Ask HN: How did you decide where to work? - mobeirne

I'm a Junior at a technical university studying Math &#38; CS and I'm really having a difficult time deciding between offers, teams, and places to work. What factors helped you decide where to work? Any advice for an undergrad?
======
codeonfire
What factors help me decide where to work?

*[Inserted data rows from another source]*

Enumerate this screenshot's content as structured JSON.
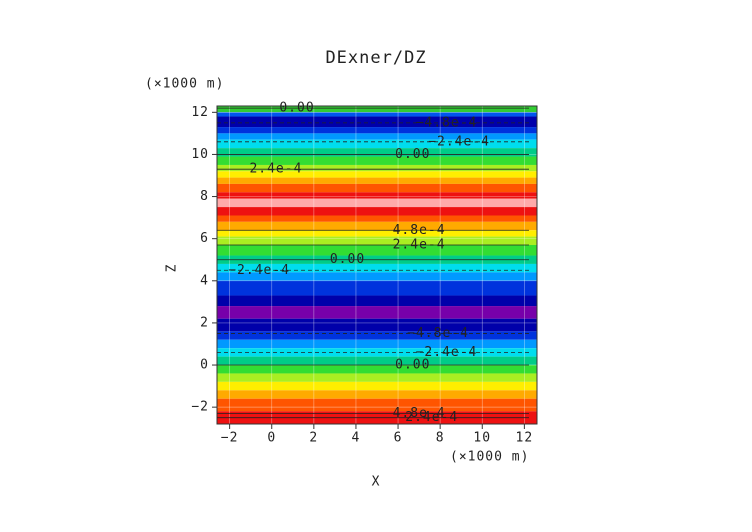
{
  "chart_data": {
    "type": "contourf",
    "title": "DExner/DZ",
    "xlabel": "X",
    "ylabel": "Z",
    "xunit": "(×1000 m)",
    "yunit": "(×1000 m)",
    "xlim": [
      -2.6,
      12.6
    ],
    "ylim": [
      -2.8,
      12.3
    ],
    "xticks": [
      {
        "value": -2,
        "label": "−2"
      },
      0,
      2,
      4,
      6,
      8,
      10,
      12
    ],
    "yticks": [
      {
        "value": -2,
        "label": "−2"
      },
      0,
      2,
      4,
      6,
      8,
      10,
      12
    ],
    "grid": true,
    "bands": [
      {
        "from": 12.0,
        "to": 12.3,
        "color": "#33cc33"
      },
      {
        "from": 11.8,
        "to": 12.0,
        "color": "#0055ee"
      },
      {
        "from": 11.3,
        "to": 11.8,
        "color": "#0000aa"
      },
      {
        "from": 11.0,
        "to": 11.3,
        "color": "#0033dd"
      },
      {
        "from": 10.7,
        "to": 11.0,
        "color": "#0099ff"
      },
      {
        "from": 10.3,
        "to": 10.7,
        "color": "#00ddee"
      },
      {
        "from": 9.9,
        "to": 10.3,
        "color": "#00cc88"
      },
      {
        "from": 9.5,
        "to": 9.9,
        "color": "#33dd33"
      },
      {
        "from": 9.2,
        "to": 9.5,
        "color": "#aaee22"
      },
      {
        "from": 8.9,
        "to": 9.2,
        "color": "#ffee00"
      },
      {
        "from": 8.6,
        "to": 8.9,
        "color": "#ffaa00"
      },
      {
        "from": 8.2,
        "to": 8.6,
        "color": "#ff5500"
      },
      {
        "from": 7.9,
        "to": 8.2,
        "color": "#ee1111"
      },
      {
        "from": 7.5,
        "to": 7.9,
        "color": "#ffaaaa"
      },
      {
        "from": 7.1,
        "to": 7.5,
        "color": "#ee1111"
      },
      {
        "from": 6.8,
        "to": 7.1,
        "color": "#ff5500"
      },
      {
        "from": 6.4,
        "to": 6.8,
        "color": "#ffaa00"
      },
      {
        "from": 6.1,
        "to": 6.4,
        "color": "#ffee00"
      },
      {
        "from": 5.7,
        "to": 6.1,
        "color": "#aaee22"
      },
      {
        "from": 5.2,
        "to": 5.7,
        "color": "#33dd33"
      },
      {
        "from": 4.8,
        "to": 5.2,
        "color": "#00cc88"
      },
      {
        "from": 4.4,
        "to": 4.8,
        "color": "#00ddee"
      },
      {
        "from": 4.0,
        "to": 4.4,
        "color": "#0099ff"
      },
      {
        "from": 3.3,
        "to": 4.0,
        "color": "#0033dd"
      },
      {
        "from": 2.8,
        "to": 3.3,
        "color": "#0000aa"
      },
      {
        "from": 2.2,
        "to": 2.8,
        "color": "#7700aa"
      },
      {
        "from": 1.6,
        "to": 2.2,
        "color": "#0000aa"
      },
      {
        "from": 1.2,
        "to": 1.6,
        "color": "#0033dd"
      },
      {
        "from": 0.8,
        "to": 1.2,
        "color": "#0099ff"
      },
      {
        "from": 0.4,
        "to": 0.8,
        "color": "#00ddee"
      },
      {
        "from": 0.0,
        "to": 0.4,
        "color": "#00cc88"
      },
      {
        "from": -0.4,
        "to": 0.0,
        "color": "#33dd33"
      },
      {
        "from": -0.8,
        "to": -0.4,
        "color": "#aaee22"
      },
      {
        "from": -1.2,
        "to": -0.8,
        "color": "#ffee00"
      },
      {
        "from": -1.6,
        "to": -1.2,
        "color": "#ffaa00"
      },
      {
        "from": -2.2,
        "to": -1.6,
        "color": "#ff5500"
      },
      {
        "from": -2.8,
        "to": -2.2,
        "color": "#ee1111"
      }
    ],
    "contour_labels": [
      {
        "text": "0.00",
        "x": 1.2,
        "y": 12.2
      },
      {
        "text": "−4.8e-4",
        "x": 8.3,
        "y": 11.5
      },
      {
        "text": "−2.4e-4",
        "x": 8.9,
        "y": 10.6
      },
      {
        "text": "0.00",
        "x": 6.7,
        "y": 10.0
      },
      {
        "text": "2.4e-4",
        "x": 0.2,
        "y": 9.3
      },
      {
        "text": "4.8e-4",
        "x": 7.0,
        "y": 6.4
      },
      {
        "text": "2.4e-4",
        "x": 7.0,
        "y": 5.7
      },
      {
        "text": "0.00",
        "x": 3.6,
        "y": 5.0
      },
      {
        "text": "−2.4e-4",
        "x": -0.6,
        "y": 4.5
      },
      {
        "text": "−4.8e-4",
        "x": 7.9,
        "y": 1.5
      },
      {
        "text": "−2.4e-4",
        "x": 8.3,
        "y": 0.6
      },
      {
        "text": "0.00",
        "x": 6.7,
        "y": 0.0
      },
      {
        "text": "4.8e-4",
        "x": 7.0,
        "y": -2.3
      },
      {
        "text": "2.4e-4",
        "x": 7.6,
        "y": -2.5
      }
    ]
  }
}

1\. Amount of money the job is paying 2\. Just how smart or dumb is the
manager and what kind of ego does he/she have. Are they qualified for the
position they are "managing" or their current position? Could they ever be
qualified? What is their behavior like. Are they whiny, "I have to have my
way" types with little education or ethics? Is it tolerable? 3\. Are any non-
negotiable items like flexible hours, full control of my dev machine, and safe
comfortable work environment violated. 4\. Is the project likely to move my
career forward or is it just something small time like reports. 5\. Is the
work on a product that brings in revenue.

Advice?

Do not work under people. Be a startup founder.

------
CodeCube
A person's priorities usually change over time. I've changed jobs in the past
for industry (worked at EA for a bit), money (worked at an investment bank for
a while), and for culture (currently doing mobile app development). Each
choice was 100% correct for me at the time ... you just have to decide what is
important to you.

For whatever it's worth, of those choices, the one for money is the one that
I'm least happy with (in some ways, not all) in hindsight.

------
seiji
Try to work with people you don't want to punch in the face every day. If that
isn't possible, pick the highest bidder.